The excitement unfolds against the backdrop of coastal Dublin. (Much of the filming took place in Malahide.) In the international press, Bad Sisters has been likened to Nicole Kidman’s Big Little Lies, in which a circle of lunching ladies with to-die-for sea views likewise conspire to rid the world of a toxic spouse. There are also echoes of the recent Conversations with Friends. Monkstown had its moment in the sun in Hulu’s adaptation of the Sally Rooney novel. And that was on the back of Matt Damon becoming Dalkey’s most famous lockdown resident. Now it is Malahide’s turn to shine. Who knew the Dart line went all the way to Hollywood?

Bad Sisters gets that crucial family chemistry just right.
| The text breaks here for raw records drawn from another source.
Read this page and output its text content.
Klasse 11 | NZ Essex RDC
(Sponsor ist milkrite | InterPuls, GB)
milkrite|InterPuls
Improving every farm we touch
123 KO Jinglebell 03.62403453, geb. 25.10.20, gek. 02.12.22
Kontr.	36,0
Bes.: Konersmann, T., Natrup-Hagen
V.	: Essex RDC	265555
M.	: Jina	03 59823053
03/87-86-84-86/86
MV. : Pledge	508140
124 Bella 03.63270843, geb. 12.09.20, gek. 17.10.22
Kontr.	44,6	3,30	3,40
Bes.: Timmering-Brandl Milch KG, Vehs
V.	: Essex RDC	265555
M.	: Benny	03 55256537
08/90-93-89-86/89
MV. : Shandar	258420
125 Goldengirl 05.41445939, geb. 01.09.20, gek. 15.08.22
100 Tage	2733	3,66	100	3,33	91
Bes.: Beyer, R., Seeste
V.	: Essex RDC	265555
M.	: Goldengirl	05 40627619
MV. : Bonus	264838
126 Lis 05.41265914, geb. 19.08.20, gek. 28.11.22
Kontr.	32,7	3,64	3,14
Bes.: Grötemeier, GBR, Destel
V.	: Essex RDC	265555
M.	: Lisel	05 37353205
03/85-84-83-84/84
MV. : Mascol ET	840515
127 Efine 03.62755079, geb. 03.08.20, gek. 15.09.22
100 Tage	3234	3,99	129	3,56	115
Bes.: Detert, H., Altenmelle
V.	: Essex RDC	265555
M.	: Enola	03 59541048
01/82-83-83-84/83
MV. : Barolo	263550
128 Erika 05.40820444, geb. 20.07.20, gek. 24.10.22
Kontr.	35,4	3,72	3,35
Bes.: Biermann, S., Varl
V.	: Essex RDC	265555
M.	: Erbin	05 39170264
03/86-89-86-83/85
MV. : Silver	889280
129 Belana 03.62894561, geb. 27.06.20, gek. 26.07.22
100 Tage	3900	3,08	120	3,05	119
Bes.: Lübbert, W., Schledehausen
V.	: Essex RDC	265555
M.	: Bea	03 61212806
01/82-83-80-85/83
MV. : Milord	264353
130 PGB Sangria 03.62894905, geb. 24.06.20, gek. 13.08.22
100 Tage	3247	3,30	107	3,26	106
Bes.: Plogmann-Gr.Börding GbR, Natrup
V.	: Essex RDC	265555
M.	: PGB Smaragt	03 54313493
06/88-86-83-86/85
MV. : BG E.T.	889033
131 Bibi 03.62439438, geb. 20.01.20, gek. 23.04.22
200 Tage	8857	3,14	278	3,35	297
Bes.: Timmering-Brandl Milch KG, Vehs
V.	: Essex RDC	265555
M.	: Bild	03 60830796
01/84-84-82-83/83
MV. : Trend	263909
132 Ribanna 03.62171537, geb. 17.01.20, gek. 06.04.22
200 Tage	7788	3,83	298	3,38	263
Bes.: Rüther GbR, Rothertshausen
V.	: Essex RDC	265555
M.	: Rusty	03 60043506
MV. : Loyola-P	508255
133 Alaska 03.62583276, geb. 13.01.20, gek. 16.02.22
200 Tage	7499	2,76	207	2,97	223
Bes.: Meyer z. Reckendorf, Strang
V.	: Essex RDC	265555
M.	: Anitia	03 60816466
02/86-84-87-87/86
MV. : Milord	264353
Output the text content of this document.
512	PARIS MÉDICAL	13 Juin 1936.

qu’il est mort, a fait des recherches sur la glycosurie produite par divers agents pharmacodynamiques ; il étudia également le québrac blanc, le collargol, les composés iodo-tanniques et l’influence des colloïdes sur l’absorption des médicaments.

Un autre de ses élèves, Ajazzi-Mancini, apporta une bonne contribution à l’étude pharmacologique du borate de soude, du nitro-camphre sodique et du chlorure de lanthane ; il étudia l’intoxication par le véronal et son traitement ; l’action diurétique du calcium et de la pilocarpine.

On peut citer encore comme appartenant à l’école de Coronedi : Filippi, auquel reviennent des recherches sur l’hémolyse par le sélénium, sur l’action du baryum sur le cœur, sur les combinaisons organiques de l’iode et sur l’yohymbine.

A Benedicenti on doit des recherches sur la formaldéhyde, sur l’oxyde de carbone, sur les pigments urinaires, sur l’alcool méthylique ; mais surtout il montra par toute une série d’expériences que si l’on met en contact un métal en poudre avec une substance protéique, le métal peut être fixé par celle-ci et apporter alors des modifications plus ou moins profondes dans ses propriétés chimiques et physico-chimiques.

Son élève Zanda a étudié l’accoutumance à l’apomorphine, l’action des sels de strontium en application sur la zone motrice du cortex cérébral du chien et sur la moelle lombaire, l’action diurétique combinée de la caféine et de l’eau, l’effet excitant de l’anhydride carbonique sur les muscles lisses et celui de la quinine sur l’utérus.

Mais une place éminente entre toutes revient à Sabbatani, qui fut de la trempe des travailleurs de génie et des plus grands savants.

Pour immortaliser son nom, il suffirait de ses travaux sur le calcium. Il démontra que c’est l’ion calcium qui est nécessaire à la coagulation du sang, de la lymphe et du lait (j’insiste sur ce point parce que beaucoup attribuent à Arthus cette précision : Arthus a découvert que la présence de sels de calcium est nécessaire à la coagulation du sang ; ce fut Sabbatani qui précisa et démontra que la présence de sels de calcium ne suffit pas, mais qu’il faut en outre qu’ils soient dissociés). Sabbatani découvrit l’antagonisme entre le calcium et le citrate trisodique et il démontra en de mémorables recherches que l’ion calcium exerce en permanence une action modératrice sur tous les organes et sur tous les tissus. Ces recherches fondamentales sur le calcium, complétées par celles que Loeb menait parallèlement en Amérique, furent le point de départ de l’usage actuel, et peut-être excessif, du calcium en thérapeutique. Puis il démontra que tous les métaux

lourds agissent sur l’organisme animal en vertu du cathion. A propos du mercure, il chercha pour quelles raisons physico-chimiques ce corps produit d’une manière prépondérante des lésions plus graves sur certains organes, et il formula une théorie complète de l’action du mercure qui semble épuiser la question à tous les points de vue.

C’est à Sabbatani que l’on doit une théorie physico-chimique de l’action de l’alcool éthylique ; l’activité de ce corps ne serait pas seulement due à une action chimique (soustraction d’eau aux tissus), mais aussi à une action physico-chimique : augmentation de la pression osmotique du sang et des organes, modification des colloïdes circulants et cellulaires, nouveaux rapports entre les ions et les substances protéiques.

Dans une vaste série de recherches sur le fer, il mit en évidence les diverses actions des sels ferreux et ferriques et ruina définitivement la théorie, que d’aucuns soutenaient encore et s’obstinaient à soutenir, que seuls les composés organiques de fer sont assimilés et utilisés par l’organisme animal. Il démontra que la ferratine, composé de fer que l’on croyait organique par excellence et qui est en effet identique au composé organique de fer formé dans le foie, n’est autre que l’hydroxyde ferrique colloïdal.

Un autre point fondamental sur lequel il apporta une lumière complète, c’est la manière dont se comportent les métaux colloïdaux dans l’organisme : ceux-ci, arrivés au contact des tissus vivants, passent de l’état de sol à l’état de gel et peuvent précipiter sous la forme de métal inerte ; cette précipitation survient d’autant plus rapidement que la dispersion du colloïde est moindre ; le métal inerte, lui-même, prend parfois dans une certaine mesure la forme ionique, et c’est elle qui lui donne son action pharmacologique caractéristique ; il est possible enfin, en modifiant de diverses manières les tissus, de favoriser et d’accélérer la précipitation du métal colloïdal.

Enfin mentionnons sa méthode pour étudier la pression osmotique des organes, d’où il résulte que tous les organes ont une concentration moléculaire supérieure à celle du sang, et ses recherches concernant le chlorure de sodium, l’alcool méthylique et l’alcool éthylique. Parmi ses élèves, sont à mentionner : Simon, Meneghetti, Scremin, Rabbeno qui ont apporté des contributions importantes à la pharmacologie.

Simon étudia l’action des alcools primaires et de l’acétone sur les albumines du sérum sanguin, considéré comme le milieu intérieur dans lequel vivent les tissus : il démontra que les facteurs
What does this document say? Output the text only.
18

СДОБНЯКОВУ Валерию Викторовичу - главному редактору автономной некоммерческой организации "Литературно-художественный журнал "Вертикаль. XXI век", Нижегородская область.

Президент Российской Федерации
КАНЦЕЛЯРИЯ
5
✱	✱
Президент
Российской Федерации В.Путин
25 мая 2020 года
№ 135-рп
Horgan and Aisling Bea never entirely convinced as sisters in Bea’s This Way Up. But Horgan vibes wonderfully with her on-screen siblings here — they sound Irish rather than like Irish people performing an exaggerated version of themselves for a UK audience.

Streaming has largely ignored Ireland — how many Netflix shows are set here? — and it is to Horgan’s credit that she seems determined to do something about this. More importantly, Bad Sisters is dastardly, witty and bingeable — a sibling thriller that twists the knife with aplomb.